YeniSafak.com “ Türkiye'nin birikimi... ” Dizi

 
Ana Sayfa...
Gündem'den...
Politika'dan...
Ekonomiden...
Dünya'dan...
Kültür'den...
Yazarlar'dan
Spor'dan
Dizi...

  Arşivden Arama

 

Evren: Ulusu yumuşaktır olmaz

Turhan Feyzioğlu, Evren'in Başbakanlık teklifini, "Beni mazur görün, bu işi Bülend Ulusu daha iyi yapar" diye reddetti. Evren'in cevabı net ve kesindi: "Ulusu olmaz... Ulusu yumuşaktır..."

Kenan Evren, telefonda, Cumhurbaşkanı vekili İhsan Sabri Çağlayangil'e, "Zaten fazla kalmayacağız, niyetimiz bir an önce demokrasiye geçmek" demişti.
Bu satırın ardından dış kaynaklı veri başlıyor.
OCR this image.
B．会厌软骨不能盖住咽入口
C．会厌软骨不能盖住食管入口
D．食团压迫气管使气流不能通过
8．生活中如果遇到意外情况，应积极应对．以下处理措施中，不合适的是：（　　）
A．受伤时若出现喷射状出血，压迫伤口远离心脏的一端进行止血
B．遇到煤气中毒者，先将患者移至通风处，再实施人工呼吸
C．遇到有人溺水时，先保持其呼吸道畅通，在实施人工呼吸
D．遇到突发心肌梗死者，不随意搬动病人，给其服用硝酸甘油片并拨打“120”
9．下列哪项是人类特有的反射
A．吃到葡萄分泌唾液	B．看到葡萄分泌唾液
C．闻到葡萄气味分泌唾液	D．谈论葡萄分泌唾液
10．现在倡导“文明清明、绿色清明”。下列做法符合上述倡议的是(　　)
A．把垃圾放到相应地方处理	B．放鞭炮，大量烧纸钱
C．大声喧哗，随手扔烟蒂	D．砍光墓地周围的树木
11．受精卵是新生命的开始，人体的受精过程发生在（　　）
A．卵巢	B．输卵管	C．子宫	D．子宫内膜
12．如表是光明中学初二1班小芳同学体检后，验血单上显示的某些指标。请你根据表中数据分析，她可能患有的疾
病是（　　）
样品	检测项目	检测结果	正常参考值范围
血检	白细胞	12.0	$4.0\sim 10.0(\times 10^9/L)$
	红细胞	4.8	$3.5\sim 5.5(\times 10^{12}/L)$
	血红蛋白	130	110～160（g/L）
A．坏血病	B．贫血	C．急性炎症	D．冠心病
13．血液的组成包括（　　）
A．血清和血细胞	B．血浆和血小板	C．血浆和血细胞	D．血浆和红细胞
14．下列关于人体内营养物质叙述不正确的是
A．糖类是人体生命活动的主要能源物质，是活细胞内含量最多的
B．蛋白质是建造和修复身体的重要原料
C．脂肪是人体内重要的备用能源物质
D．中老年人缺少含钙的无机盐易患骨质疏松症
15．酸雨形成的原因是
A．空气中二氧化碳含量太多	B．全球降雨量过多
Gerek Evren, gerekse Milli Güvenlik Konseyi'nin diğer üyeleri, harekatın ilk günlerinde siyasi partileri kapatmayı, politikacılara yasak getirmeyi düşünmüyorlürdı.

En azından bu konuda beyanları vardı.

"12 Eylül Cumhuriyeti Koruma ve Kollama Harekatı" dolayısıyla yayınlanan 6 numaralı bildiri, Evren'in siyasi partiler hakkındaki düşüncelerini ortaya koyuyordu.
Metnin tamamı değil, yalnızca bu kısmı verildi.